Об автобиографичности «Дьявола», а также «Воскресения» незадолго до смерти Толстой сам говорил П. И. Бирюкову.
Бирюков так передает слова Толстого: «Вот вы пишете про меня всё хорошее. Это неверно и неполно. Надо писать и дурное. В молодости я вел очень дурную жизнь, и два события этой жизни особенно и до сих пор мучают меня. И я вам, как биографу, говорю это и прошу вас это написать в моей биографии. Эти события были: связь с крестьянской женщиной из нашей деревни, до моей женитьбы, — на это есть намек в моем рассказе «Дьявол». Второе — это преступление, которое я совершил с горничной Гашей, жившей в доме моей тетки. Она была невинна, я ее соблазнил, ее прогнали, и она погибла».[447]
В первом случае Толстой имеет в виду связь с замужней крестьянкой Аксиньей Базыкиной. Об этой связи — записи в его дневниках 1858–1860 гг., иногда с подробностями, через много лет затем повторенными в повести.
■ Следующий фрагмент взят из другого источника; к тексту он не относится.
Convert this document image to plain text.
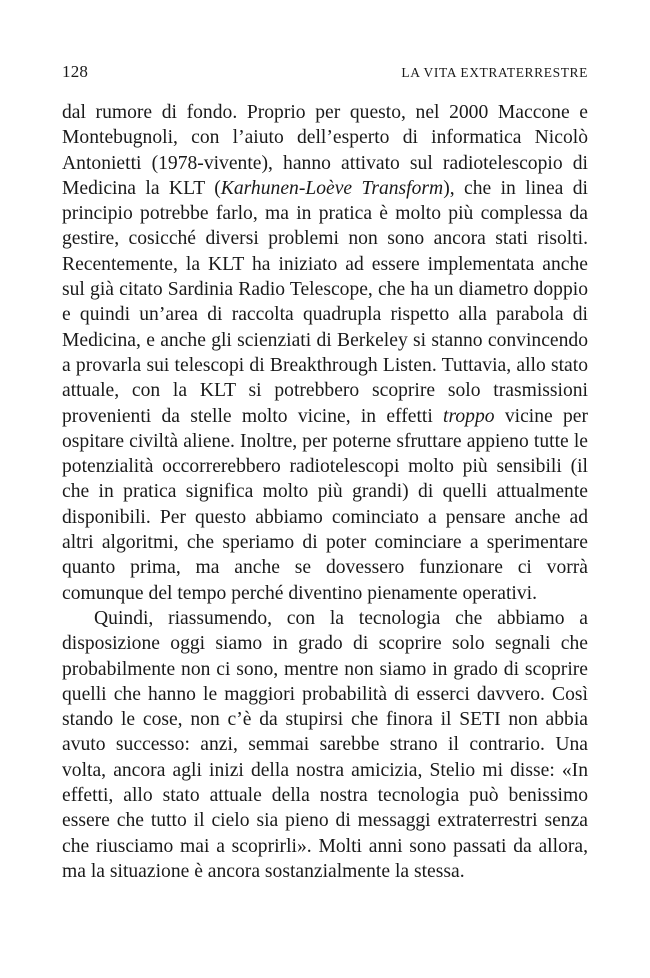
128	LA VITA EXTRATERRESTRE

dal rumore di fondo. Proprio per questo, nel 2000 Maccone e Montebugnoli, con l’aiuto dell’esperto di informatica Nicolò Antonietti (1978-vivente), hanno attivato sul radiotelescopio di Medicina la KLT (Karhunen-Loève Transform), che in linea di principio potrebbe farlo, ma in pratica è molto più complessa da gestire, cosicché diversi problemi non sono ancora stati risolti. Recentemente, la KLT ha iniziato ad essere implementata anche sul già citato Sardinia Radio Telescope, che ha un diametro doppio e quindi un’area di raccolta quadrupla rispetto alla parabola di Medicina, e anche gli scienziati di Berkeley si stanno convincendo a provarla sui telescopi di Breakthrough Listen. Tuttavia, allo stato attuale, con la KLT si potrebbero scoprire solo trasmissioni provenienti da stelle molto vicine, in effetti troppo vicine per ospitare civiltà aliene. Inoltre, per poterne sfruttare appieno tutte le potenzialità occorrerebbero radiotelescopi molto più sensibili (il che in pratica significa molto più grandi) di quelli attualmente disponibili. Per questo abbiamo cominciato a pensare anche ad altri algoritmi, che speriamo di poter cominciare a sperimentare quanto prima, ma anche se dovessero funzionare ci vorrà comunque del tempo perché diventino pienamente operativi.

Quindi, riassumendo, con la tecnologia che abbiamo a disposizione oggi siamo in grado di scoprire solo segnali che probabilmente non ci sono, mentre non siamo in grado di scoprire quelli che hanno le maggiori probabilità di esserci davvero. Così stando le cose, non c’è da stupirsi che finora il SETI non abbia avuto successo: anzi, semmai sarebbe strano il contrario. Una volta, ancora agli inizi della nostra amicizia, Stelio mi disse: «In effetti, allo stato attuale della nostra tecnologia può benissimo essere che tutto il cielo sia pieno di messaggi extraterrestri senza che riusciamo mai a scoprirli». Molti anni sono passati da allora, ma la situazione è ancora sostanzialmente la stessa.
Так, в дневнике под 10–13 мая 1858 г. записано: «Чудный Троицын день.[448] Вянущая черемуха в корявых рабочих руках, захлебывающийся голос Вас[илия] Дав[ыдкина]. Видел мельком А[ксинью]. Очень хороша. Все эти дни ждал тщетно. Нынче в большом старом лесу.[449] Сноха. Я дурак, скотина. Красный загар, глаза… Я влюблен, как никогда в жизни. Нет другой мысли. Мучаюсь. Завтра все силы». Как в повести влечение Иртенева к Степаниде сменяется равнодушием к ней, с тем чтобы потом вновь вспыхнуть с непреодолимой силой, так и в личной жизни Толстого на смену влечения к Аксинье приходит чувство постылости и даже отвращения к ней, и потом вновь наступает обратный прилив страстной влюбленности в нее. 15–16 июня того же 1858 г. в дневнике записано: «Имел А[ксинью]. Она мне постыла»; через год почти, 3 мая 1859 г., такая запись: «Об А[ксинье] вспоминаю только с отвращением, о плечах». 28 мая того же года в дневнике глухая запись: «А[ксинья] уходила к Тройце. Сейчас ее видел». Но еще через пять месяцев, 9 октября 1859 г., там же записано: «А[ксинью] продолжаю видать исключительно. Наконец, 25 и 26 мая 1860 г. в дневнике читаем: «Ее не видал. Но вчера… Мне даже страшно становится, как она мне близка. Ее нигде нет — искал. Уже не чувство оленя, а мужа к жене.[450] Странно, стараюсь возобновить бывшее чувство пресыщенности и не могу. Равнодушие трудовое, непреодолимое больше всего возбуждает это чувство». Почти через пятьдесят лет, 9 июля 1908 г., в своем интимном дневнике сказав о том, что самые темные стороны его поведения, относящиеся к половой жизни, не будут упомянуты его биографами, Толстой продолжает: «И так до связи с крестьянкой Ак[синьей] — она жива!»[451] 13 июня 1909 г. он записал в записной книжке: «Посмотрел на босые ноги, вспомнил Акс[инью], то, что она жива, и, говорят, Ерм[ил] мой сын,[452] и я не прошу у нее прощенья, не покаялся, не каюсь каждый час и смею осуждать других».